LLM-generated features for traditional ML

One of the best uses for LLMs is not on the hot path at all.

If your team keeps asking whether a live request really needs a model call, the answer is often no. The better design is to use the model offline to create features, then let cheaper downstream models, rules, or ranking systems use those features at serving time.

What this pattern actually is

An LLM-generated feature is any model-produced artifact that becomes input to a cheaper system later.

Examples:

a support-conversation intent label used by a routing model
a normalized topic tag used by search ranking
a risk score used by a rules engine
a short account summary used by a churn model

The model is not the product in these cases. It is part of the enrichment pipeline.

Why this often beats direct inference

Direct inference charges you on the live path forever.

Offline feature generation moves that cost into:

nightly batches
ingest-time enrichment
periodic backfills

That matters when the same expensive interpretation would otherwise happen on every request.

A concrete batch-enrichment example

Here is a simple TypeScript sketch that enriches support conversations with controlled features:

type ConversationFeatures = {
  intent: "billing" | "bug" | "feature_request" | "other";
  sentiment: "positive" | "neutral" | "negative";
  escalationRisk: 1 | 2 | 3 | 4 | 5;
  summary: string;
};

export async function enrichConversation(
  conversationId: string,
  transcript: string,
): Promise<void> {
  const features = await generateFeatures(transcript);

  await saveConversationFeatures({
    conversationId,
    features,
    generatedAt: new Date().toISOString(),
    featureVersion: "v1",
  });
}

The live product can then use those stored features for:

queue routing
prioritization
reporting
downstream classification

without calling an LLM for every user interaction.

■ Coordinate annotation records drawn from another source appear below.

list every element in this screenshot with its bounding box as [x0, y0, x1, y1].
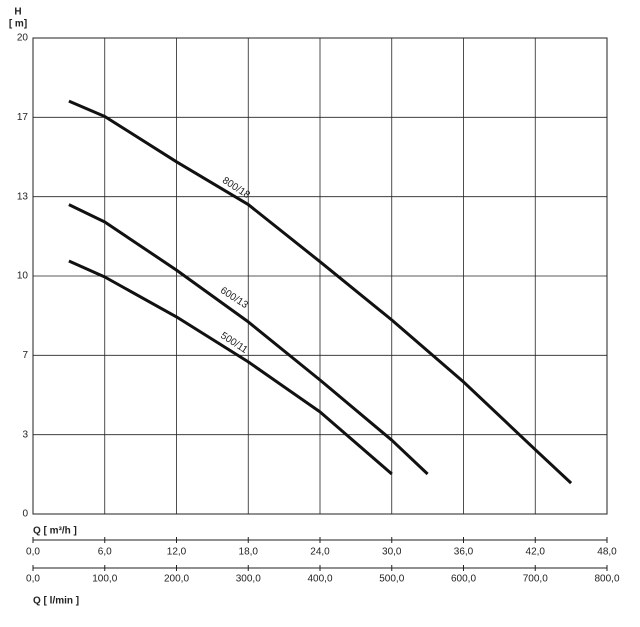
y-tick-label: 13	[17, 191, 29, 202]
y-tick-label: 10	[17, 271, 29, 282]
x-tick-label: 0,0	[26, 547, 40, 558]
x2-tick-label: 400,0	[307, 574, 332, 585]
pump-curve	[68, 203, 429, 476]
x2-tick-label: 300,0	[236, 574, 261, 585]
x2-tick-label: 0,0	[26, 574, 40, 585]
y-tick-label: 0	[22, 509, 28, 520]
x-tick-label: 18,0	[239, 547, 259, 558]
y-tick-label: 17	[17, 112, 29, 123]
y-axis-unit: [ m]	[9, 19, 27, 30]
x-tick-label: 30,0	[382, 547, 402, 558]
y-axis-title: H	[14, 7, 21, 18]
x2-axis-title: Q [ l/min ]	[33, 596, 79, 607]
x-tick-label: 42,0	[526, 547, 546, 558]
y-tick-label: 20	[17, 33, 29, 44]
y-tick-label: 7	[22, 350, 28, 361]
pump-curve	[68, 259, 393, 476]
x-tick-label: 6,0	[98, 547, 112, 558]
x2-tick-label: 700,0	[523, 574, 548, 585]
x-tick-label: 48,0	[597, 547, 617, 558]
x2-tick-label: 500,0	[379, 574, 404, 585]
x-axis-title: Q [ m³/h ]	[33, 526, 77, 537]
x-tick-label: 24,0	[310, 547, 330, 558]
x2-tick-label: 600,0	[451, 574, 476, 585]
curve-label: 600/13	[218, 285, 250, 311]
y-tick-label: 3	[22, 429, 28, 440]
pump-curve	[68, 99, 573, 485]
x-tick-label: 36,0	[454, 547, 474, 558]
x2-tick-label: 800,0	[594, 574, 619, 585]
x2-tick-label: 100,0	[92, 574, 117, 585]
x2-tick-label: 200,0	[164, 574, 189, 585]
x-tick-label: 12,0	[167, 547, 187, 558]
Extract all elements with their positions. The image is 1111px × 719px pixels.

When this pattern is a strong fit

It works best when:

the feature can be computed in batch
the output will be reused many times
the live path needs predictable latency
a downstream model or rule system can actually use the feature

This is why it often works well for ranking, prioritization, recommendation, and operational triage.

When it is the wrong fit

It is weaker when:

the feature goes stale quickly
each request needs fresh context
the downstream system cannot consume the signal well
the feature is too subjective to validate

The important question is not "can the model generate something interesting?" It is "does the generated artifact improve the downstream system enough to justify its cost and maintenance?"

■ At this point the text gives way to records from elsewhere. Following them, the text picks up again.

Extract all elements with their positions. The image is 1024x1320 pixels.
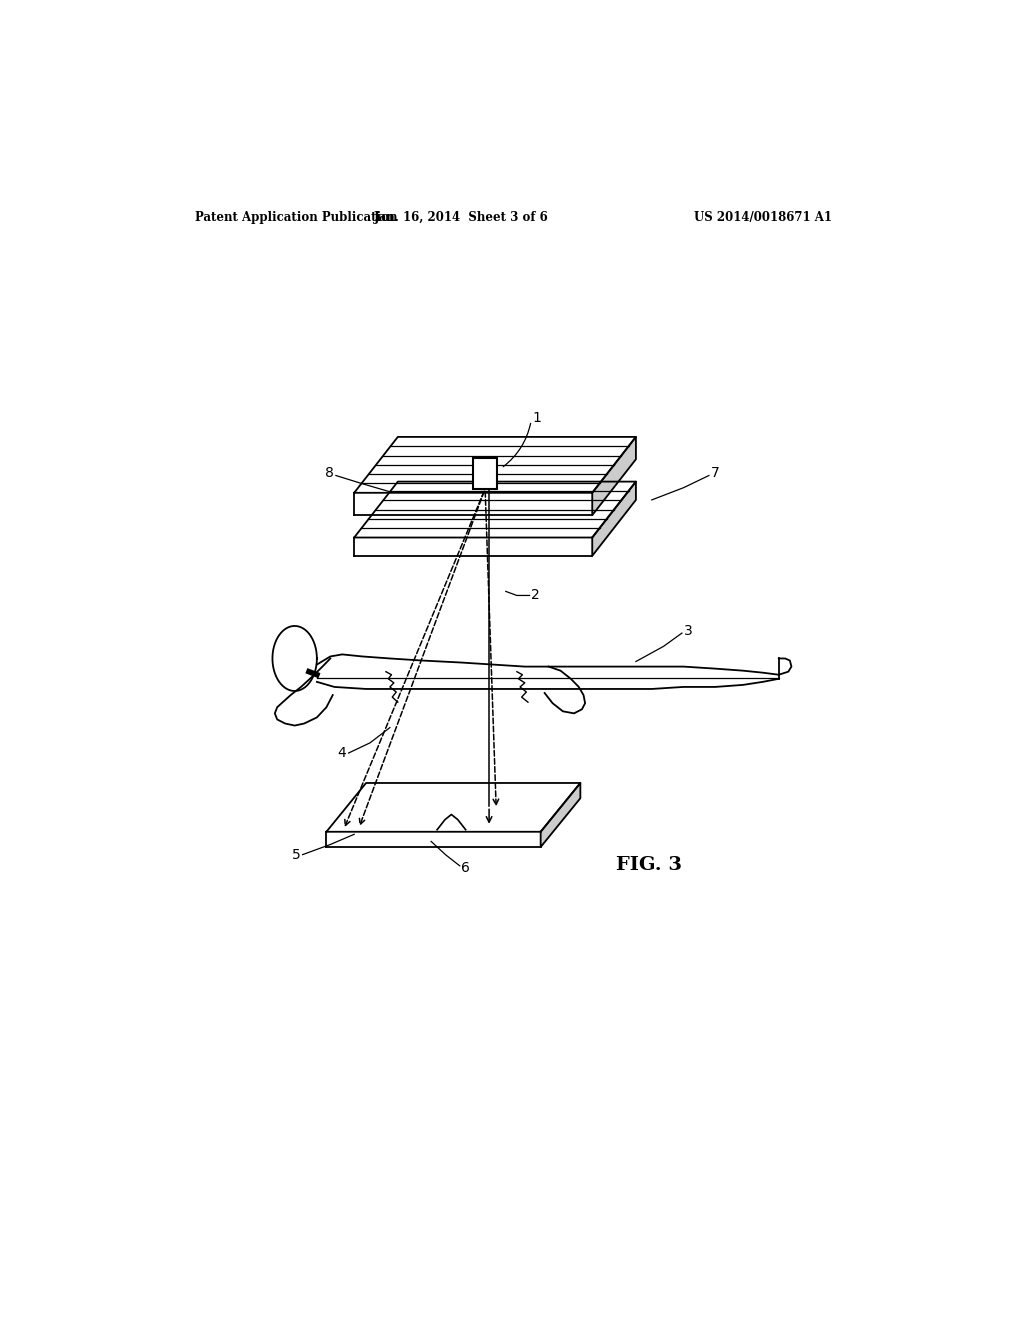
Text: Patent Application Publication: Patent Application Publication	[196, 211, 398, 224]
Polygon shape	[354, 482, 636, 537]
Text: US 2014/0018671 A1: US 2014/0018671 A1	[694, 211, 831, 224]
Text: 8: 8	[326, 466, 334, 480]
Text: 6: 6	[461, 861, 470, 875]
Bar	[473, 458, 497, 488]
Polygon shape	[327, 783, 581, 832]
Polygon shape	[592, 482, 636, 556]
Text: 4: 4	[338, 746, 346, 760]
Text: 5: 5	[292, 847, 301, 862]
Text: Jan. 16, 2014  Sheet 3 of 6: Jan. 16, 2014 Sheet 3 of 6	[374, 211, 549, 224]
Polygon shape	[354, 437, 636, 492]
Text: 7: 7	[712, 466, 720, 480]
Text: 3: 3	[684, 624, 692, 638]
Text: FIG. 3: FIG. 3	[616, 855, 682, 874]
Text: 2: 2	[531, 589, 540, 602]
Polygon shape	[592, 437, 636, 515]
Text: 1: 1	[532, 411, 542, 425]
Polygon shape	[541, 783, 581, 847]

Keep the feature contract narrow

A good feature contract is controlled and boring:

intent = billing | bug | feature_request | other
risk_score = 1..5
topic_tags = controlled label array
summary = short normalized summary

A bad feature contract is vague free text that no downstream system can reliably use.

If the live system needs a stable input, give it one.

Evaluate the downstream lift, not just the model output

This is where teams often get fooled. The feature "looks good" in a sample review, but nobody checks whether it helps the downstream system.

Measure:

agreement with human labels
downstream model lift
stability over time
batch cost per record
refresh cadence

If the churn model, ranker, or rules engine does not improve, the feature is not creating enough value.

A practical implementation flow

Use this order:

define the feature contract
generate the feature on a sample set
compare it with human labels or business outcomes
backfill in batch
plug it into the cheaper downstream system

The pattern fails when teams do step 5 first because the feature feels promising.

A fill-in opportunity worksheet

Use this before building:

Workflow:
What interpretation is expensive on the live path?
Can that interpretation be precomputed?
Which downstream system will consume it?
How often does it need refresh?
What metric proves the feature helped?
What metric proves the feature became stale?

If the answer to "can it be precomputed?" is yes and the refresh cadence is not every request, this pattern is worth testing.

The economic trade-off that matters

This pattern is not "free" just because it runs offline. Batch jobs can still become expensive if:

you enrich too many records
you refresh too often
you store verbose free-text outputs instead of controlled fields
the downstream system never uses half the generated features

The real win is moving cost to a place where it is smaller, more predictable, and reused more times.

How StackSpend helps

LLM-generated features change spend shape from live inference to enrichment jobs. In StackSpend, you can compare batch-enrichment cost against saved live-path inference, see which feature-generation job is growing fastest, and measure whether the shift actually lowered cost per serving event instead of quietly adding a second layer of AI spend.

What to do next

FAQ

What is the best kind of feature to generate with an LLM?

A feature that is expensive to infer repeatedly, stable enough to reuse, and useful to a cheaper downstream model or rule system.

Should the generated feature be free text or controlled labels?

Prefer controlled labels or bounded fields when possible. They are easier to validate and more useful to downstream systems.

How often should I refresh LLM-generated features?

Only as often as the underlying signal changes. Over-refreshing is one of the easiest ways to erase the economic benefit of this pattern.

Can this pattern replace traditional ML?

Sometimes it complements it better than it replaces it. The common win is using LLMs for enrichment and traditional ML for high-volume serving.

How do I know whether the feature is worth keeping?

If it does not improve the downstream metric you care about, or if the improvement does not justify generation cost and maintenance, it should be simplified or removed.